|This article is part of UnNews||A newsstand that's brimming with issues|
27 March 2009
KANSAS, USA -- Geographers at Kansas State University have produced a new map of the USA which charts not roads, cities or geographical features but sinfulness. They created indexes for each of the seven deadly sins (pride, gluttony, sloth, greed, lust, wrath and never cleaning out the bath after using it if you live in shared accomodation) and mapped how prevalent they were in several major American cities with each sin being measured according to instances of certain activity in those areas. These were then marked on the map in red, with light red denoting a low level of sin, dark red denoting high levels of sin. As an example, wrath was measured by looking at levels of violent crime - this can be seen on the map by the sin field produced by Los Angeles at the bottom left of the map when compared to the smaller, lighter one produced by San Diego just to the south.

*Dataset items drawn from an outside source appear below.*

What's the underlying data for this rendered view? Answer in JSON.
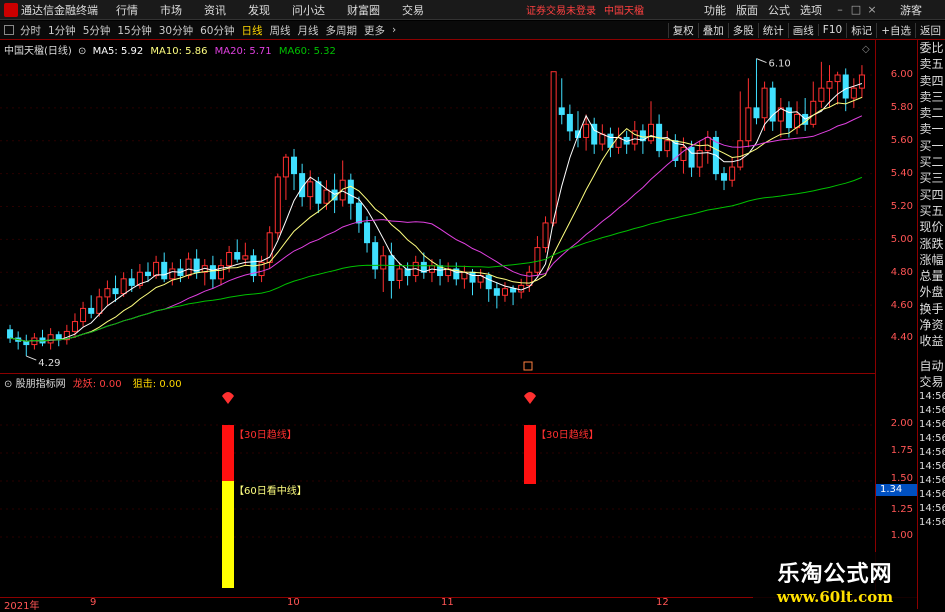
{
  "menubar": {
    "app_title": "通达信金融终端",
    "items": [
      "行情",
      "市场",
      "资讯",
      "发现",
      "问小达",
      "财富圈",
      "交易"
    ],
    "status": "证券交易未登录",
    "stock_name": "中国天楹",
    "right_items": [
      "功能",
      "版面",
      "公式",
      "选项"
    ],
    "guest": "游客"
  },
  "toolbar": {
    "periods": [
      "分时",
      "1分钟",
      "5分钟",
      "15分钟",
      "30分钟",
      "60分钟",
      "日线",
      "周线",
      "月线",
      "多周期",
      "更多"
    ],
    "active_period": "日线",
    "right_buttons": [
      "复权",
      "叠加",
      "多股",
      "统计",
      "画线",
      "F10",
      "标记",
      "+自选",
      "返回"
    ]
  },
  "chart_legend": {
    "title": "中国天楹(日线)",
    "ma5": "MA5: 5.92",
    "ma10": "MA10: 5.86",
    "ma20": "MA20: 5.71",
    "ma60": "MA60: 5.32"
  },
  "indicator_legend": {
    "name": "股朋指标网",
    "item1": "龙妖: 0.00",
    "item2": "狙击: 0.00"
  },
  "colors": {
    "up": "#ff3030",
    "down": "#40e0ff",
    "ma5": "#ffffff",
    "ma10": "#ffff80",
    "ma20": "#e040e0",
    "ma60": "#00c000"
  },
  "price_axis": [
    "6.00",
    "5.80",
    "5.60",
    "5.40",
    "5.20",
    "5.00",
    "4.80",
    "4.60",
    "4.40"
  ],
  "indicator_axis": [
    "2.00",
    "1.75",
    "1.50",
    "1.25",
    "1.00"
  ],
  "indicator_value_badge": "1.34",
  "chart_labels": {
    "high": "6.10",
    "low": "4.29"
  },
  "signals": [
    {
      "label": "【30日趋线】",
      "top": 2.0,
      "bottom": 1.5,
      "color": "red"
    },
    {
      "label": "【60日看中线】",
      "top": 1.5,
      "bottom": 1.0,
      "color": "yellow"
    },
    {
      "label": "【30日趋线】",
      "top": 2.0,
      "bottom": 1.5,
      "color": "red"
    }
  ],
  "date_axis": [
    "2021年",
    "9",
    "10",
    "11",
    "12"
  ],
  "sidebar": {
    "quote_items": [
      "委比",
      "卖五",
      "卖四",
      "卖三",
      "卖二",
      "卖一",
      "买一",
      "买二",
      "买三",
      "买四",
      "买五",
      "现价",
      "涨跌",
      "涨幅",
      "总量",
      "外盘",
      "换手",
      "净资",
      "收益"
    ],
    "trade_items": [
      "自动",
      "交易"
    ],
    "times": [
      "14:56",
      "14:56",
      "14:56",
      "14:56",
      "14:56",
      "14:56",
      "14:56",
      "14:56",
      "14:56",
      "14:56"
    ]
  },
  "watermark": {
    "line1": "乐淘公式网",
    "line2": "www.60lt.com"
  },
  "chart_data": {
    "type": "candlestick",
    "title": "中国天楹(日线)",
    "ylim": [
      4.2,
      6.2
    ],
    "candles": [
      [
        4.45,
        4.4,
        4.48,
        4.37
      ],
      [
        4.4,
        4.38,
        4.44,
        4.33
      ],
      [
        4.38,
        4.36,
        4.42,
        4.29
      ],
      [
        4.36,
        4.4,
        4.43,
        4.33
      ],
      [
        4.4,
        4.37,
        4.45,
        4.35
      ],
      [
        4.37,
        4.42,
        4.46,
        4.33
      ],
      [
        4.42,
        4.39,
        4.44,
        4.35
      ],
      [
        4.39,
        4.44,
        4.48,
        4.36
      ],
      [
        4.44,
        4.5,
        4.55,
        4.4
      ],
      [
        4.5,
        4.58,
        4.62,
        4.47
      ],
      [
        4.58,
        4.55,
        4.66,
        4.52
      ],
      [
        4.55,
        4.65,
        4.7,
        4.53
      ],
      [
        4.65,
        4.7,
        4.75,
        4.6
      ],
      [
        4.7,
        4.67,
        4.78,
        4.62
      ],
      [
        4.67,
        4.76,
        4.8,
        4.65
      ],
      [
        4.76,
        4.72,
        4.82,
        4.68
      ],
      [
        4.72,
        4.8,
        4.85,
        4.7
      ],
      [
        4.8,
        4.78,
        4.86,
        4.74
      ],
      [
        4.78,
        4.86,
        4.9,
        4.76
      ],
      [
        4.86,
        4.76,
        4.92,
        4.74
      ],
      [
        4.76,
        4.82,
        4.86,
        4.72
      ],
      [
        4.82,
        4.78,
        4.88,
        4.74
      ],
      [
        4.78,
        4.88,
        4.92,
        4.76
      ],
      [
        4.88,
        4.8,
        4.94,
        4.76
      ],
      [
        4.8,
        4.84,
        4.88,
        4.72
      ],
      [
        4.84,
        4.76,
        4.9,
        4.7
      ],
      [
        4.76,
        4.84,
        4.88,
        4.72
      ],
      [
        4.84,
        4.92,
        4.96,
        4.8
      ],
      [
        4.92,
        4.88,
        5.0,
        4.86
      ],
      [
        4.88,
        4.9,
        4.98,
        4.84
      ],
      [
        4.9,
        4.78,
        4.94,
        4.74
      ],
      [
        4.78,
        4.86,
        4.9,
        4.74
      ],
      [
        4.86,
        5.04,
        5.08,
        4.82
      ],
      [
        5.04,
        5.38,
        5.4,
        5.0
      ],
      [
        5.38,
        5.5,
        5.52,
        5.24
      ],
      [
        5.5,
        5.4,
        5.55,
        5.3
      ],
      [
        5.4,
        5.26,
        5.46,
        5.2
      ],
      [
        5.26,
        5.35,
        5.42,
        5.18
      ],
      [
        5.35,
        5.22,
        5.38,
        5.16
      ],
      [
        5.22,
        5.3,
        5.36,
        5.18
      ],
      [
        5.3,
        5.24,
        5.4,
        5.16
      ],
      [
        5.24,
        5.36,
        5.48,
        5.2
      ],
      [
        5.36,
        5.22,
        5.4,
        5.12
      ],
      [
        5.22,
        5.1,
        5.26,
        5.04
      ],
      [
        5.1,
        4.98,
        5.14,
        4.92
      ],
      [
        4.98,
        4.82,
        5.02,
        4.76
      ],
      [
        4.82,
        4.9,
        4.96,
        4.68
      ],
      [
        4.9,
        4.75,
        4.98,
        4.64
      ],
      [
        4.75,
        4.82,
        4.86,
        4.7
      ],
      [
        4.82,
        4.78,
        4.86,
        4.72
      ],
      [
        4.78,
        4.86,
        4.9,
        4.74
      ],
      [
        4.86,
        4.8,
        4.92,
        4.76
      ],
      [
        4.8,
        4.84,
        4.88,
        4.74
      ],
      [
        4.84,
        4.78,
        4.88,
        4.72
      ],
      [
        4.78,
        4.82,
        4.86,
        4.74
      ],
      [
        4.82,
        4.76,
        4.86,
        4.72
      ],
      [
        4.76,
        4.8,
        4.84,
        4.7
      ],
      [
        4.8,
        4.74,
        4.82,
        4.66
      ],
      [
        4.74,
        4.78,
        4.82,
        4.7
      ],
      [
        4.78,
        4.7,
        4.8,
        4.62
      ],
      [
        4.7,
        4.66,
        4.74,
        4.58
      ],
      [
        4.66,
        4.7,
        4.74,
        4.62
      ],
      [
        4.7,
        4.68,
        4.72,
        4.6
      ],
      [
        4.68,
        4.72,
        4.76,
        4.64
      ],
      [
        4.72,
        4.8,
        4.84,
        4.68
      ],
      [
        4.8,
        4.95,
        5.02,
        4.78
      ],
      [
        4.95,
        5.1,
        5.14,
        4.92
      ],
      [
        5.1,
        6.02,
        6.02,
        5.08
      ],
      [
        5.8,
        5.76,
        5.98,
        5.7
      ],
      [
        5.76,
        5.66,
        5.82,
        5.6
      ],
      [
        5.66,
        5.62,
        5.78,
        5.56
      ],
      [
        5.62,
        5.7,
        5.76,
        5.54
      ],
      [
        5.7,
        5.58,
        5.74,
        5.52
      ],
      [
        5.58,
        5.64,
        5.7,
        5.54
      ],
      [
        5.64,
        5.56,
        5.68,
        5.5
      ],
      [
        5.56,
        5.62,
        5.68,
        5.52
      ],
      [
        5.62,
        5.58,
        5.66,
        5.52
      ],
      [
        5.58,
        5.66,
        5.72,
        5.54
      ],
      [
        5.66,
        5.6,
        5.7,
        5.52
      ],
      [
        5.6,
        5.7,
        5.84,
        5.58
      ],
      [
        5.7,
        5.54,
        5.76,
        5.5
      ],
      [
        5.54,
        5.6,
        5.66,
        5.5
      ],
      [
        5.6,
        5.48,
        5.64,
        5.44
      ],
      [
        5.48,
        5.56,
        5.62,
        5.4
      ],
      [
        5.56,
        5.44,
        5.6,
        5.38
      ],
      [
        5.44,
        5.54,
        5.6,
        5.38
      ],
      [
        5.54,
        5.62,
        5.66,
        5.46
      ],
      [
        5.62,
        5.4,
        5.66,
        5.36
      ],
      [
        5.4,
        5.36,
        5.44,
        5.3
      ],
      [
        5.36,
        5.44,
        5.5,
        5.32
      ],
      [
        5.44,
        5.6,
        5.9,
        5.42
      ],
      [
        5.6,
        5.8,
        5.98,
        5.56
      ],
      [
        5.8,
        5.74,
        6.1,
        5.7
      ],
      [
        5.74,
        5.92,
        5.96,
        5.66
      ],
      [
        5.92,
        5.72,
        5.96,
        5.66
      ],
      [
        5.72,
        5.8,
        5.86,
        5.62
      ],
      [
        5.8,
        5.68,
        5.84,
        5.62
      ],
      [
        5.68,
        5.76,
        5.84,
        5.64
      ],
      [
        5.76,
        5.7,
        5.86,
        5.66
      ],
      [
        5.7,
        5.84,
        5.96,
        5.68
      ],
      [
        5.84,
        5.92,
        6.08,
        5.8
      ],
      [
        5.92,
        5.96,
        6.06,
        5.8
      ],
      [
        5.96,
        6.0,
        6.02,
        5.82
      ],
      [
        6.0,
        5.86,
        6.04,
        5.78
      ],
      [
        5.86,
        5.92,
        5.98,
        5.8
      ],
      [
        5.92,
        6.0,
        6.06,
        5.86
      ]
    ]
  }
}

The northern parts of the map holds few surprises. There is a marked concentration of sin between New York, Washington, Baltimore and Philadelphia as one might expect, though researcher Dr. Chris Peacock - who carried out the project - is quick to deny the map demonstrates that the average resident in this area is more sinful than those in another area. "We'd expect a high reading here," he says, "due to the fact that there are four large cities - which do tend to promote sinfulness amongst a limited number of people - situated very close together, which creates a high level of background sin. Well, that applies to Washington, Baltimore and Philadelphia, at any rate. It's obvious to anyone who has been there that everyone living in New York is in league with the Devil."

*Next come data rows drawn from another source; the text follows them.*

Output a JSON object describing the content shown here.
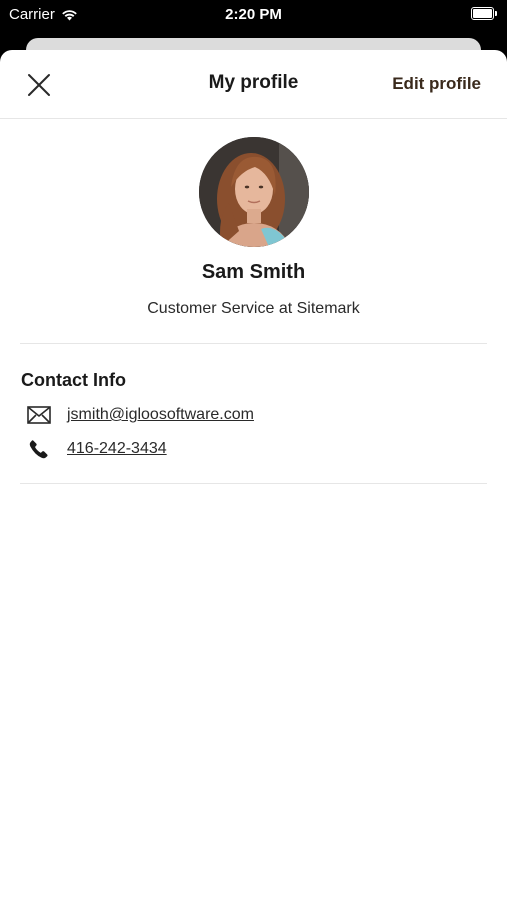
{
  "status_bar": {
    "carrier": "Carrier",
    "time": "2:20 PM"
  },
  "nav": {
    "title": "My profile",
    "edit_label": "Edit profile"
  },
  "profile": {
    "name": "Sam Smith",
    "role": "Customer Service at Sitemark"
  },
  "contact": {
    "title": "Contact Info",
    "email": "jsmith@igloosoftware.com",
    "phone": "416-242-3434"
  },
  "colors": {
    "accent": "#3a2a1c",
    "text": "#1a1a1a",
    "divider": "#e6e6e6"
  },
  "icons": [
    "wifi-icon",
    "battery-icon",
    "close-icon",
    "mail-icon",
    "phone-icon"
  ]
}
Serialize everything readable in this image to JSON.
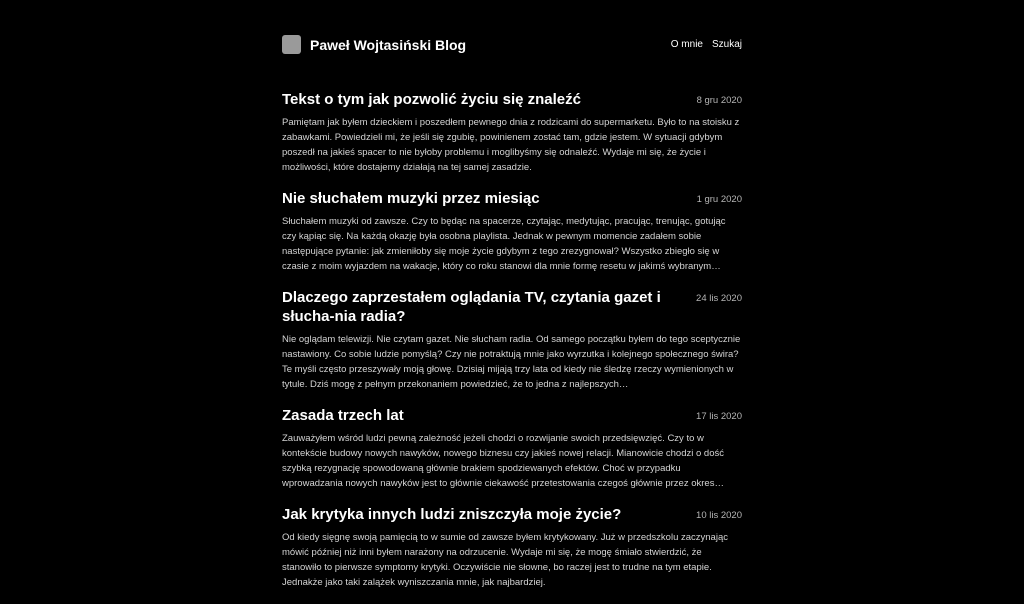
{
  "site": {
    "title": "Paweł Wojtasiński Blog"
  },
  "nav": {
    "items": [
      {
        "label": "O mnie"
      },
      {
        "label": "Szukaj"
      }
    ]
  },
  "colors": {
    "background": "#000000",
    "text": "#ffffff",
    "muted": "#b5b5b5",
    "logo": "#9a9a9a"
  },
  "posts": [
    {
      "title": "Tekst o tym jak pozwolić życiu się znaleźć",
      "date": "8 gru 2020",
      "excerpt": "Pamiętam jak byłem dzieckiem i poszedłem pewnego dnia z rodzicami do supermarketu. Było to na stoisku z zabawkami. Powiedzieli mi, że jeśli się zgubię, powinienem zostać tam, gdzie jestem. W sytuacji gdybym poszedł na jakieś spacer to nie byłoby problemu i moglibyśmy się odnaleźć. Wydaje mi się, że życie i możliwości, które dostajemy działają na tej samej zasadzie."
    },
    {
      "title": "Nie słuchałem muzyki przez miesiąc",
      "date": "1 gru 2020",
      "excerpt": "Słuchałem muzyki od zawsze. Czy to będąc na spacerze, czytając, medytując, pracując, trenując, gotując czy kąpiąc się. Na każdą okazję była osobna playlista. Jednak w pewnym momencie zadałem sobie następujące pytanie: jak zmieniłoby się moje życie gdybym z tego zrezygnował? Wszystko zbiegło się w czasie z moim wyjazdem na wakacje, który co roku stanowi dla mnie formę resetu w jakimś wybranym…"
    },
    {
      "title": "Dlaczego zaprzestałem oglądania TV, czytania gazet i słucha-nia radia?",
      "date": "24 lis 2020",
      "excerpt": "Nie oglądam telewizji. Nie czytam gazet. Nie słucham radia. Od samego początku byłem do tego sceptycznie nastawiony. Co sobie ludzie pomyślą? Czy nie potraktują mnie jako wyrzutka i kolejnego społecznego świra? Te myśli często przeszywały moją głowę. Dzisiaj mijają trzy lata od kiedy nie śledzę rzeczy wymienionych w tytule. Dziś mogę z pełnym przekonaniem powiedzieć, że to jedna z najlepszych…"
    },
    {
      "title": "Zasada trzech lat",
      "date": "17 lis 2020",
      "excerpt": "Zauważyłem wśród ludzi pewną zależność jeżeli chodzi o rozwijanie swoich przedsięwzięć. Czy to w kontekście budowy nowych nawyków, nowego biznesu czy jakieś nowej relacji. Mianowicie chodzi o dość szybką rezygnację spowodowaną głównie brakiem spodziewanych efektów. Choć w przypadku wprowadzania nowych nawyków jest to głównie ciekawość przetestowania czegoś głównie przez okres…"
    },
    {
      "title": "Jak krytyka innych ludzi zniszczyła moje życie?",
      "date": "10 lis 2020",
      "excerpt": "Od kiedy sięgnę swoją pamięcią to w sumie od zawsze byłem krytykowany. Już w przedszkolu zaczynając mówić później niż inni byłem narażony na odrzucenie. Wydaje mi się, że mogę śmiało stwierdzić, że stanowiło to pierwsze symptomy krytyki. Oczywiście nie słowne, bo raczej jest to trudne na tym etapie. Jednakże jako taki zalążek wyniszczania mnie, jak najbardziej."
    }
  ]
}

Atlanta also has a high sinfulness rating, believed to be caused by high levels of gluttony which was measured according to numbers of fast food outlets per capita. "The other sins are fairly low in Atlanta," says Dr. Peacock, "But the city has the highest number of KFC and other fried chicken outlets in the nation, leading to it showing up on the map as a very sinful place." The north of the country, unsurprisingly, has very little sin which may be due to the general tedium of the cities. Dr. Peacock says, "No doubt back in the day, when people would be cooped up in their homes during the long hard winters experienced by the northern cities, lust levels would have been through the roof. However, now that people can go from house to heated garage and drive to a heated carpark without ever exposing themselves to the freezing air they seem to be able to occupy themselves without resorting to carnality."
The south shows an almost-unbroken chain of low-level sin all the way from San Diego in the west to Miami in the east. "That's the Bible Belt," explains Dr. Peacock. "We expected sinfulness to be much higher there, but we figure it shows up as low level because although there's a lot of sin of all types going on down there, not much of it gets reported to show up on official figures because they're keen on maintaining their holier-than-thou, whiter-than-white image."

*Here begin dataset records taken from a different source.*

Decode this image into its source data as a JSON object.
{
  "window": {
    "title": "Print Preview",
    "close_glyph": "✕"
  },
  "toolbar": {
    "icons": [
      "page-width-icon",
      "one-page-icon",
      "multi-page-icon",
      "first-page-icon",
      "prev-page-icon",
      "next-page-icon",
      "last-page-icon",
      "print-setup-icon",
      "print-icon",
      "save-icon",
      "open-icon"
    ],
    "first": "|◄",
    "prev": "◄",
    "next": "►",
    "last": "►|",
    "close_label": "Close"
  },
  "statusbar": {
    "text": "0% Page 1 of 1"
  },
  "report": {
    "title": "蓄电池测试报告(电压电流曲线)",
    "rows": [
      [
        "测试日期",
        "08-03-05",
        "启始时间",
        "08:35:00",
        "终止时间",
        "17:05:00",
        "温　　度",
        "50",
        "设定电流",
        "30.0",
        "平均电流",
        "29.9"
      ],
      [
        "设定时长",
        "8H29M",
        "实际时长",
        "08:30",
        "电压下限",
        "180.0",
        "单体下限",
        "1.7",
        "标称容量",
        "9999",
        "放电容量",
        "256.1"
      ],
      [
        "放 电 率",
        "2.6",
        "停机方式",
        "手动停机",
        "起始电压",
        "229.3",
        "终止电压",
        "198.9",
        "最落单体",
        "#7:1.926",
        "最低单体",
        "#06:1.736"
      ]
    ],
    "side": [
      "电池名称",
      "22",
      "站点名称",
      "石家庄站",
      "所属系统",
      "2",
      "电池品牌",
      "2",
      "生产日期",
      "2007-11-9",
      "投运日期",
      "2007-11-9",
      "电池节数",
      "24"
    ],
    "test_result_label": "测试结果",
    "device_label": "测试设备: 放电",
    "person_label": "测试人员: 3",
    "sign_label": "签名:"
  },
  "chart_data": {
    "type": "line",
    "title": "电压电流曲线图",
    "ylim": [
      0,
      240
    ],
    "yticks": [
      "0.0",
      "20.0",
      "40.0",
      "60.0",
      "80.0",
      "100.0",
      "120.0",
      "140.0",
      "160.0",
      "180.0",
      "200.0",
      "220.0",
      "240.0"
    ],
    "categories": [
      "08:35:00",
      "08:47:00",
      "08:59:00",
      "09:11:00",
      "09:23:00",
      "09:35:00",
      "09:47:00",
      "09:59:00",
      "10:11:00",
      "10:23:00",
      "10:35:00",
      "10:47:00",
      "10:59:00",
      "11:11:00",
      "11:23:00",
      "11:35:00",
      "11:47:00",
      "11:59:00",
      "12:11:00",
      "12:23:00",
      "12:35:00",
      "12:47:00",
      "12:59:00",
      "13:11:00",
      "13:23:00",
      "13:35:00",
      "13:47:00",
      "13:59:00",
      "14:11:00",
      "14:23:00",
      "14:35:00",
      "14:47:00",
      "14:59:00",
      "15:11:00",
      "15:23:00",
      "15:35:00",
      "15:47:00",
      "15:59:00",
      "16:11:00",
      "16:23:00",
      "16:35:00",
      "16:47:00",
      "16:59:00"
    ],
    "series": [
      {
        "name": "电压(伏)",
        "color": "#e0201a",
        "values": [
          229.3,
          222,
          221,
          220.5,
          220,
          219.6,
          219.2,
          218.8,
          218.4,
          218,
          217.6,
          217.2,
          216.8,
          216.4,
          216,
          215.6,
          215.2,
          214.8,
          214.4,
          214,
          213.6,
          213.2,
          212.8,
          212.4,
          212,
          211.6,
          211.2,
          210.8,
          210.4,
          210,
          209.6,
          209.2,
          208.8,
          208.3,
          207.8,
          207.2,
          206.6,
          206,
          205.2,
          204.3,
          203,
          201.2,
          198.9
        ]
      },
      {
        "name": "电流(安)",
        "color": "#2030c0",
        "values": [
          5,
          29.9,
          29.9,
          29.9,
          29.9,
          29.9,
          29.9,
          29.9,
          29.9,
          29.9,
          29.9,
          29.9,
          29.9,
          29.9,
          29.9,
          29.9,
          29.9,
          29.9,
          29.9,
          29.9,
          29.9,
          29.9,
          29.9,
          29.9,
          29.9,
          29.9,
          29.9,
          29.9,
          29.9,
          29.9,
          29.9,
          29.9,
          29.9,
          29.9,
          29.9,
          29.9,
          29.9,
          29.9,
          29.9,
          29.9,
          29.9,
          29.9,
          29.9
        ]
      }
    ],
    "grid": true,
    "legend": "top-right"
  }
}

Certain regions hold no surprises whatsoever. In the far north-west, Seattle - possibly the United State's most liberal city - shows a far darker sin field than Portland, so Portland's is a little larger which suggests that sin is concentrated in the centre of the former. At the opposite end of the nation, Miami, Tampa and Orlando have high levels which may be caused by the slothfulness and wrath of the many elderly residents. "The elderly tend to be non-violent, but they sure are lazy and they're full of wrath - they're always railing against something or other, be it prices or the way young folks dress and conduct themselves these days," says Dr. Peacock. Las Vegas has one of the largest sin fields on the map, caused by the extremely high levels of greed in the city.
The two most sinful places are to be found in Louisiana and California. New Orleans, just as you'd expect, shows up as a large and dark patch while San Francisco has burnt a hole through the map. "We expected to find a lot of sin there," Dr. Peacock, a Republican, told us, "But, dammit, that's just ungodly."